Prima di tutto una precisazione.

Questa fanfiction non ha pretese di essere un capolavoro (anche se posso dire di essermi impegnato per cercare di darle una forma decente): l’ho scritta come regalo di compleanno per una mia amica che è una grande fan di due manga, Death Note e Ouran High School Host Club di Bisco Hatori, ed è questo il motivo per cui ho scelto questo cross-over.

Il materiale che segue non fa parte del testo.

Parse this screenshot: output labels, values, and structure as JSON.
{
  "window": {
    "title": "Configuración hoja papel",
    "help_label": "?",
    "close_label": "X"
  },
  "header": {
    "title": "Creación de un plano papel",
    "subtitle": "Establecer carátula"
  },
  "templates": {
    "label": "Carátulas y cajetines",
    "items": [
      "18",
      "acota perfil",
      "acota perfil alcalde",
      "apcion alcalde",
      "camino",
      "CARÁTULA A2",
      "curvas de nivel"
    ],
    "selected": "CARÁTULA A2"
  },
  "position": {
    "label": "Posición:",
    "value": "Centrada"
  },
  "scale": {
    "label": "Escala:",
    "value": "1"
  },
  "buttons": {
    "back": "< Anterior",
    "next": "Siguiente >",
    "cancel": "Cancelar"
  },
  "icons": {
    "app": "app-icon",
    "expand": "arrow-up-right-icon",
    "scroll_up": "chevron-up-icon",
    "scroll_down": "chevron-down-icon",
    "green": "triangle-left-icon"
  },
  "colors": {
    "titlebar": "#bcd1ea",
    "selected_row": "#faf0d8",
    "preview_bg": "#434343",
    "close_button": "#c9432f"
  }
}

I personaggi originali che appaiono in questa fanfiction (vale a dire Keito, Meiko ed Hane) sono trasposizioni di persone reali, e lo dico perché altrimenti la loro presenza potrebbe sembrare un po’ strana.

Detto questo, spero che la storia vi piaccia, ma se la giudicate negativamente vi invito ad esprimere ugualmente le vostre critiche senza timore di offendere.

Enjoy!

 

CAPITOLO I

Giardini che nulla hanno da invidiare alla reggia di Versailles.

Edifici magnifici che svettano come giganti del passato, saggi e maestosi, le loro finestre come spalle su cui i nani del presente possono issarsi per guardare in avanti e vedere più lontano nel panorama della sapienza.

Aule di musica il cui ingresso è come una porta verso un’altra dimensione fatta di vibrazioni paradisiache, dove i sensi fluttuano cullati dalle note di Bach, Beethoven, Chopin, Tchaicokvskij.

Corridoi dove bidelli elegantissimi sono pronti a porgere aiuto con il sorriso sulle labbra.

Porticati e gazebo per ripararsi dal sole troppo forte, fontane che danno ristoro dal caldo, allietano la vista e riempiono l’aria del suono fresco dell’acqua che zampilla, panchine lucenti e intarsiate per riposare le membra stanche da ore di studio, stanze ampie e luminose, biblioteche ricche dei tomi più preziosi.

“... e non una cazzo di bancarella da cui sgraffignare una mela”

Il flusso dei pensieri di Keito era l’unica cosa in grado di rovinare la dolcezza che la vista dell’Accademia Ouran sapeva instillare anche nel cuore più duro, ma per fortuna di tutti quei pensieri restavano nel chiuso della sua mente e non erano udibili da alcun essere umano. Del resto, nemmeno lui era visibile ai damerini incravattati e alle ragazze ridicolmente agghindate con abiti dalle gonne gonfie che sarebbero stati fuori moda ai tempi delle loro nonne, e invece lì venivano adottate addirittura come divise scolastiche. Cosa avevano di sbagliato le uniformi alla marinara con minigonne inguinali che erano adottate in tutte le altre scuole del Giappone (stando a quanto dicevano i manga)? Troppo plebee per quella scuola di ricchi? Che visione distorta: non sapevano, quegli amanti del barocco, che nella culla della bellezza moderna, l’Ottocento neoclassico francese, gli uomini e le donne più potenti del tempo posavano senza remora nudi per statue che avrebbero tramandato ai posteri la loro fama? Ovviamente, se a spogliarsi così pubblicamente non fosse stato l’imperatore Bonaparte o sua sorella ma un qualsiasi popolano, delle guardie a cavallo sarebbero giunte per portare l’impudente in una cella per oltraggio alla cristiana morale, ma quello era un altro discorso.

Keito si fermò di fronte all’ingresso dell’Accademia, compiaciuto dalla propria erudizione (che era vasta quasi quanto la sua vis polemica). Nel mondo degli shinigami era tutta sprecata, ma in quello degli umani avrebbe potuto metterla a frutto, in qualche modo. Ma come, se nessuno poteva vederlo, sentirlo o toccarlo?

Un metodo c’era, ovviamente. Il death note.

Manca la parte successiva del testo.